Diante de 44 mil torcedores, time carioca fica no 2 a 2 com a Portuguesa e desperdiça a oportunidade dormir na liderança
Cientes de que a torcida não perdoaria mais uma noite de pesadelo como na derrota por 3 a 0 diante do Atlético-MG, os jogadores do Flamengo começaram a partida a mil por hora. Marcando forte a saída de bola da Lusa, o time carioca assustou logo aos 2 minutos, quando Obina, Juan e Ibson fizeram uma boa triangulação, mas o volante errou o último passe. Na seqüência, Rai fez boa jogada individual e tentou colocar a Portuguesa no jogo, mas errou feio o chute. Aos 5, o primeiro gol rubro-negro. E um gol as avessas. Após escanteio mal cobrado por Marcelinho Paraíba, a bola sobrou para Jaílton no bico da área. O volante fez o papel de ponta, deixou Erick para trás e já na linha de fundo levantou a bola na pequena área para...Fábio Luciano. Cheio de estilo, o capitão concluiu como um legítimo atacante e de voleio fuzilou Gottardi para marcar. Na comemoração, ele imitou o gesto eternizado por Bebeto na Copa de 94 e "embalou" a filha Isabella, que nasceu no último domingo.
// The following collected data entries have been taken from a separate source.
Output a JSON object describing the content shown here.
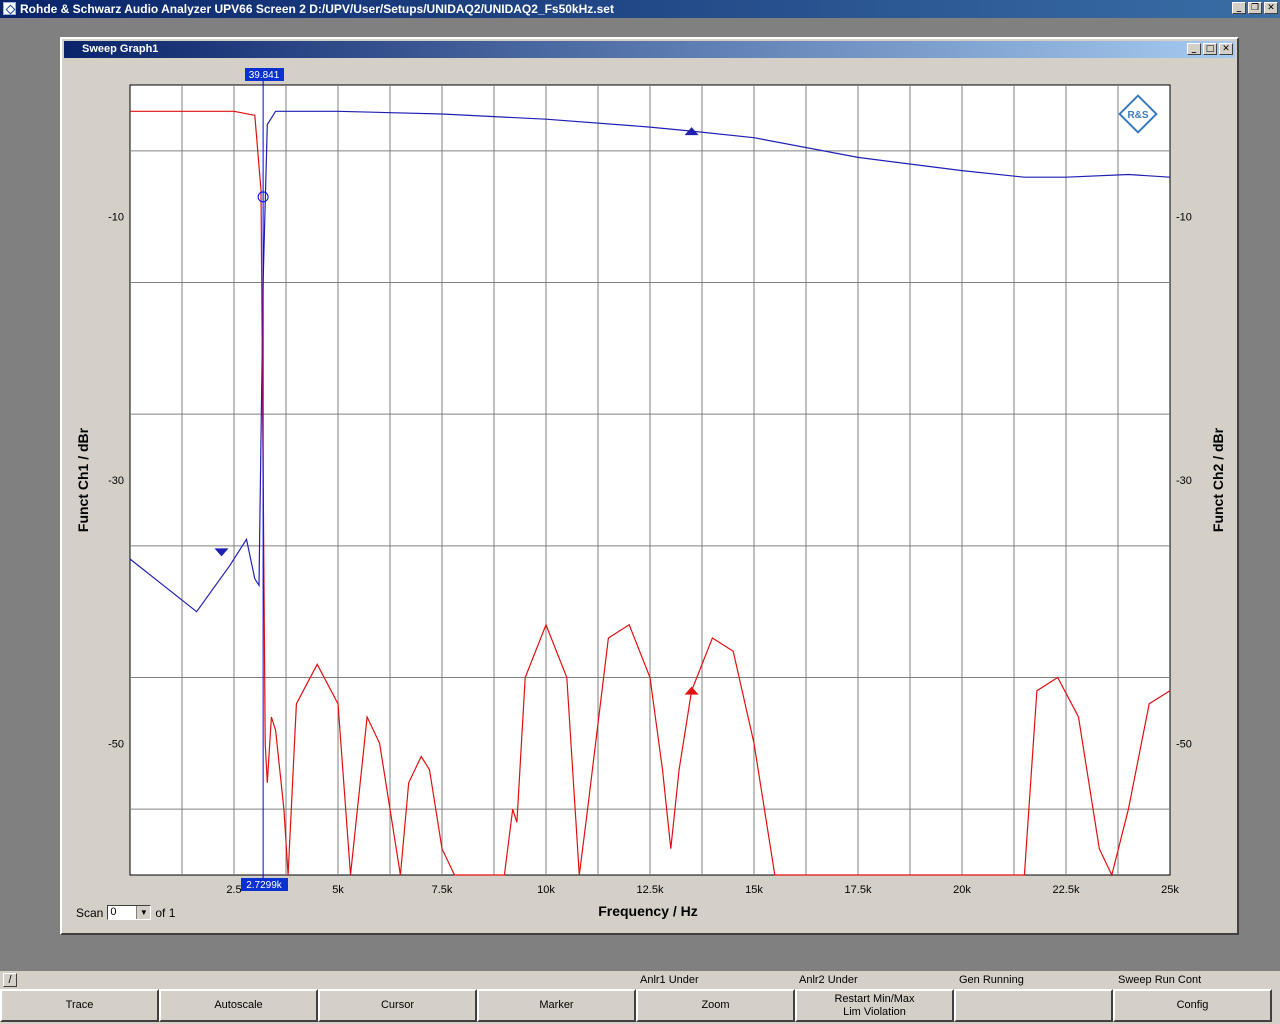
{
  "window": {
    "title": "Rohde & Schwarz Audio Analyzer UPV66 Screen 2 D:/UPV/User/Setups/UNIDAQ2/UNIDAQ2_Fs50kHz.set",
    "minimize": "_",
    "restore": "❐",
    "close": "✕"
  },
  "subwindow": {
    "title": "Sweep Graph1",
    "minimize": "_",
    "maximize": "□",
    "close": "✕"
  },
  "colors": {
    "trace_ch1": "#1f1fb4",
    "trace_ch2": "#e01010",
    "cursor_marker": "#0000ff",
    "grid": "#808080",
    "plot_bg": "#ffffff"
  },
  "chart_data": {
    "type": "line",
    "xlabel": "Frequency / Hz",
    "ylabel_left": "Funct Ch1 / dBr",
    "ylabel_right": "Funct Ch2 / dBr",
    "xlim": [
      0,
      25000
    ],
    "ylim": [
      -60,
      0
    ],
    "x_tick_labels": [
      "2.5",
      "5k",
      "7.5k",
      "10k",
      "12.5k",
      "15k",
      "17.5k",
      "20k",
      "22.5k",
      "25k"
    ],
    "y_tick_labels": [
      "-10",
      "-30",
      "-50"
    ],
    "y_ticks": [
      -10,
      -30,
      -50
    ],
    "grid": true,
    "cursor_top_readout": "39.841",
    "cursor_bottom_readout": "2.7299k",
    "cursor_x": 3200,
    "logo": "R&S",
    "series": [
      {
        "x": [
          0,
          800,
          1600,
          2400,
          2800,
          3000,
          3100,
          3200,
          3300,
          3500,
          4000,
          5000,
          7500,
          10000,
          12500,
          13500,
          15000,
          17500,
          20000,
          21500,
          22500,
          24000,
          25000
        ],
        "y": [
          -36,
          -38,
          -40,
          -36.5,
          -34.5,
          -37.5,
          -38,
          -15,
          -3,
          -2,
          -2,
          -2,
          -2.2,
          -2.6,
          -3.2,
          -3.5,
          -4,
          -5.5,
          -6.5,
          -7,
          -7,
          -6.8,
          -7
        ]
      },
      {
        "x": [
          0,
          2500,
          3000,
          3150,
          3250,
          3300,
          3400,
          3500,
          3700,
          3800,
          4000,
          4500,
          5000,
          5300,
          5700,
          6000,
          6500,
          6700,
          7000,
          7200,
          7500,
          7800,
          8000,
          8500,
          9000,
          9200,
          9300,
          9500,
          10000,
          10500,
          10800,
          11000,
          11500,
          12000,
          12500,
          12800,
          13000,
          13200,
          13500,
          14000,
          14500,
          15000,
          15500,
          15700,
          16000,
          18000,
          20000,
          21500,
          21800,
          22300,
          22800,
          23300,
          23600,
          24000,
          24500,
          25000
        ],
        "y": [
          -2,
          -2,
          -2.3,
          -8,
          -50,
          -53,
          -48,
          -49,
          -55,
          -62,
          -47,
          -44,
          -47,
          -62,
          -48,
          -50,
          -63,
          -53,
          -51,
          -52,
          -58,
          -64,
          -64,
          -62,
          -64,
          -55,
          -56,
          -45,
          -41,
          -45,
          -62,
          -55,
          -42,
          -41,
          -45,
          -52,
          -58,
          -52,
          -46,
          -42,
          -43,
          -50,
          -60,
          -64,
          -64,
          -64,
          -64,
          -64,
          -46,
          -45,
          -48,
          -58,
          -64,
          -55,
          -47,
          -46
        ]
      }
    ]
  },
  "scan": {
    "label": "Scan",
    "value": "0",
    "of_label": "of 1"
  },
  "status": {
    "slash": "/",
    "items": [
      "Anlr1 Under",
      "Anlr2 Under",
      "Gen Running",
      "Sweep Run Cont"
    ]
  },
  "softkeys": [
    {
      "label": "Trace"
    },
    {
      "label": "Autoscale"
    },
    {
      "label": "Cursor"
    },
    {
      "label": "Marker"
    },
    {
      "label": "Zoom"
    },
    {
      "label": "Restart Min/Max",
      "label2": "Lim Violation"
    },
    {
      "label": ""
    },
    {
      "label": "Config"
    }
  ]
}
"Ex-rubro-negro, Athirson vira carrasco" Ainda apático, o Flamengo viu a Portuguesa atropelar no início da segunda etapa. Aos 4, Rai, sempre ele, arriscou da intermediária. Dessa vez, o meia acertou o alvo e Bruno defendeu em dois tempo. Era apenas o primeiro chute do bombardeio da Lusa. Aos 6, Erick foi quem limpou a jogada na entrada da área e bateu cruzado para mais uma defesa do camisa 1. Dois minutos depois, entretanto, não teve perdão. Com muita liberdade, Jonas recebeu no bico da área pela esquerda, girou e chutou no cantinho esquerdo do goleiro rubro-negro para decretar o empate. Totalmente perdido em campo e errando muitos passes, o Flamengo assustou aos 13 com Fábio Luciano, que chutou cruzado para o corte de Bruno Rodrigo na pequena área. No lance seguinte, desilusão rubro-negra. Após vacilo dos cariocas na saída de bola, Erick dominou sozinho pela direita, olhou para área e cruzou na medida para Athirson escorar de cabeça e dançar o vira: 2 a 1 Portuguesa. O placar adverso deixou o Flamengo, além de desorganizado, desesperado. Mesmo com os gritos de burro vindos das arquibancadas, Caio Júnior tirou Jaílton, que foi muito aplaudido, e colocou Maxi Biancucchi. O argentino incendiou a equipe e quase empatou aos 23. Em seu primeiro lance, ele recebeu cruzamento de Juan, mas foi desarmado por Bruno Rodrigo antes de concluir de cabeça. Nos minutos seguintes, Juan e Ibson ainda desperdiçaram boas chances. Aos 25, o lateral-esquerdo ficou com sobra de bate e rebate na área e isolou. Um minuto depois, o volante arriscou de longe, mas Gottardi fez grande defesa e evitou o gol. Na base do desespero, o Flamengo seguiu no ataque. Errando tudo que tentava, Juan passou a ser muito vaiado pelo torcedor, que pedia também que Caio Júnior aceitasse uma proposta do futebol japonês. Aos 38, Everton fez boa jogada individual pela esquerda e cruzou no segundo pau. O baixinho Maxi escorou de cabeça, a bola explodiu no travessão e no rebote o próprio argentino escorou para as redes. Na pressa para buscar a bola no fundo das redes, Obina e Patrício se desentenderam e acabaram expulsos. O atacante deixou o campo aplaudido. Depois disso, muita pressão do lado rubro-negra, pouca criação e mais uma decepção com o apito final de Héber Roberto Lopes.